Nadji began to look a bit nervous and suggested we leave before our presence drew too much interest. We drove down the road a few miles to Ngalaba, one of three traditional villages that had become known as "villages enclavés"—enclaved villages. Ngalaba, along with nearby Maikeuri and Bendoh, was cut off from some of its traditional grazing lands by power lines and feeder pipelines when the Doba project got under way, and villagers say their livelihoods have been destroyed. ExxonMobil insists that its facilities pose no danger to the villagers and that they have been compensated for the loss of their arable land.
Ngalaba is a village of 1,125 people, led by a traditional ruler named Tamro, a quiet and thoughtful man in his late thirties or early forties, who at first seemed hesitant to talk to us. Speaking in the local Ngambaye language, which Nadji translated into French for me, Chief Tamro looked into the distance and admitted that he was "worried." He had noticed that the mangoes had failed to thrive this year, and wondered if it was because of the gas flare from a nearby well. He complained that ExxonMobil had left some of its exploratory wells unplugged, and that village livestock had fallen in. "We lost many animals that way," he said, before adding that Exxon had responded to their complaints about dust by coating the dirt road with molasses, which is toxic to goats and cattle. "I am very worried," he repeated, so quietly that we could barely hear him. "Honestly, I would rather they just found us another piece of land and we could all go there and leave the village." The men who had gathered around us looked genuinely saddened and disappointed by what they heard their chief saying. "We need to start over. There is no security here."

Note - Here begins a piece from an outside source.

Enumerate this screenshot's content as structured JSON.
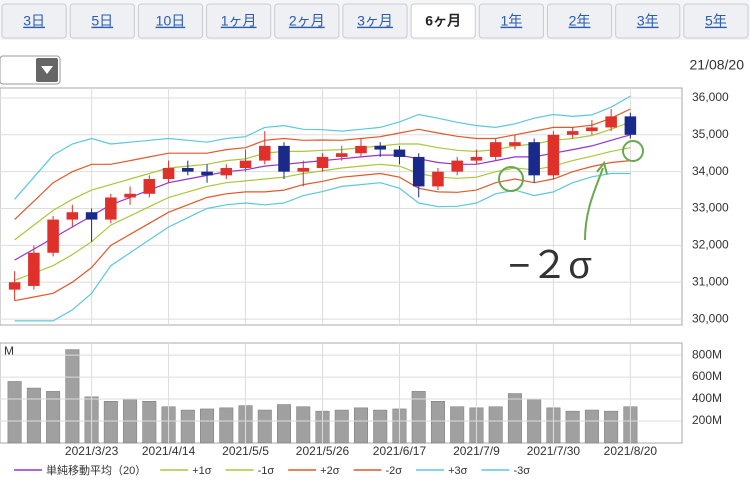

"This is our land," a dark and round-faced young man named Judé piped up. "We've seen no benefit from it. We lost our land and have received nothing for it. At first they said they were going to build hospitals and dispensaries here. But they've done none of that." Exxon, Chief Tamro explained, had offered the village its choice of five options: a school, a well, a granary, one kilometer of paved road, or a marketplace. The villagers chose the school, understanding that it would house six grades, but ExxonMobil built them a two-room schoolhouse instead. "Let me ask you something, sir." The chief tried to contain his frustration. "If I take something from you, should I then come and dictate the terms of my compensation to you for the loss? Surely it is for me to apologize and ask you what I can do to make it up to you."
He pointed out a tiny, windowless concrete shed that stood out among the round straw and mud huts. "They told me that they spent 30 million francs [about $60,000] on that house, and that their workers were going to live in it. In the end I had to break the door down so I could sleep in it myself." The men all shook their heads. "I ask you," the chief said, "does that look like a 30 million–franc house? You know how much I could have done for this village with 30 million francs?"